Wednesday, June 11, 2014

Too many dates to remember

I used to think that my dentist's habit of calling me the day before to confirm an appointment was a lot of extra work, but now I appreciate it.

The older I get the more grandchildren I gather and I absolutely love each and every one of them, but the older I get the less reliable my memory becomes, and you cram 8 different birth dates into an old brain and something has to fall out. I write things down, I make lists, and I still forget, I don't totally forget of course, mainly I mix up the dates or forget to mail the card on time. Or I get the day wrong and the month right, or vice versa.

So, I have come up with an idea. Borrowed loosely from my hair stylist who, when I visit her in December, gets out her new appointment book for the following year and sets my appointments, every five weeks, for the next 12 months. Of course, I then have to plug these into my calendar or the exercise is futile.

Thank goodness for Facebook, I can now wish Happy Birthday to nieces, nephews and other relatives and friends in a timely manner, without resorting to cards and stamps and USPS. But, for the children and grandchildren in my life, more is necessary and I think I have it figured out.

At the end of each year I am going to buy every birthday card I need for the coming year, then I am going to address them and put them in a file - I can't stamp them as the cost of stamps changes as frequently as the phases of the moon, but at least I will have them ready to stamp and send. And, yes, I know that there is a risk of address changes before the allotted date, but if this happens I will over label them. And thank goodness also, for Google, I will set reminders in my google calendar to get those cards out of the file and into the mail in good time.

All this reminded me of an advertisement I once saw for a business which undertook, for a price, to continue to send greeting cards to specified recipients after death, that is you, the person who expects to be dead (and you know you will be sometime) pays in advance for a company to send greeting cards to nominated unfortunates for as long as you are prepared to pay in advance. You actually signed the cards and they did the rest, allegedly.

Of course, there were a number of major flaws in the premise and, as I can no longer find any reference to this company, one has to assume they are no longer in business, so I guess those who paid have been cheated out of their service. The main flaw being that you would have no recourse if the cards were never send. Being dead precludes you from taking any sort of action, legal or otherwise against anyone breaking a contract of any sort (of course it also means you would be unaware of the default, in fact unaware of everything). It was also not apparent how the company could be aware of your demise and their subsequent responsibility.

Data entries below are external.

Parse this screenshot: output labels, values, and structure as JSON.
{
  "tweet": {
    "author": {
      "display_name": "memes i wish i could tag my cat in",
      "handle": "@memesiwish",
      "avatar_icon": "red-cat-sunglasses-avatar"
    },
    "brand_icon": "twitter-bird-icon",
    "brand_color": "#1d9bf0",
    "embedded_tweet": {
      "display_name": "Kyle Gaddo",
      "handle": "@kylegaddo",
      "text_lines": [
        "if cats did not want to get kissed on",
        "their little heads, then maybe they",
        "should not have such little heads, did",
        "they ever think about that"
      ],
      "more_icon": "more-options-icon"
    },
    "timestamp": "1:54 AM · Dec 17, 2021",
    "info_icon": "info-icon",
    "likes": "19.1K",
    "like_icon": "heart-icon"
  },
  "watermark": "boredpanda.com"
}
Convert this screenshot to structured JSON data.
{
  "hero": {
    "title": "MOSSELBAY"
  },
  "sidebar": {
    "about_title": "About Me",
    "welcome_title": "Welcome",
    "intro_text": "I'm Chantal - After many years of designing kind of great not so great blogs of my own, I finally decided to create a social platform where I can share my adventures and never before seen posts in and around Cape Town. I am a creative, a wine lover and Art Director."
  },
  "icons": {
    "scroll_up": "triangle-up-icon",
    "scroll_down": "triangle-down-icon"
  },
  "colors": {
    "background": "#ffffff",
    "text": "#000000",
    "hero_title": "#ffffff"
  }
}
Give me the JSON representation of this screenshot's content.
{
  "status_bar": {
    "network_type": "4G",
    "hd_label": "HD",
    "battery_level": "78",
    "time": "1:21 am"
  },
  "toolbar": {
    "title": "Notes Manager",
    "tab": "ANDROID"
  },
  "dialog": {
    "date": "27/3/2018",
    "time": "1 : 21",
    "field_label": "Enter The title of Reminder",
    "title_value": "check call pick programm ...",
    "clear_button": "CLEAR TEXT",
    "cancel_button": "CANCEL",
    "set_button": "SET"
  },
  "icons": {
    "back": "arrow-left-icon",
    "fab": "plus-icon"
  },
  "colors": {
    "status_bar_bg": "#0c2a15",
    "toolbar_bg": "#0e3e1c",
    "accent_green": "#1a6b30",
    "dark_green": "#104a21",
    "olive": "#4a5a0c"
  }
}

Possibly even more detrimental to the business idea is the effect on someone receiving a greeting card from the grave, even once, but every year would, in my opinion, make birthdays a time to dread even more and probably encourage me to move - and there is another problem, no one is going to send a change of address to have these creepy cards redirected, even if they wanted to, they wouldn't know how to.

Small wonder that business model didn't survive. But I do wonder how much money they made before people realized there was absolutely no reason to believe they would fulfill their side of the deal.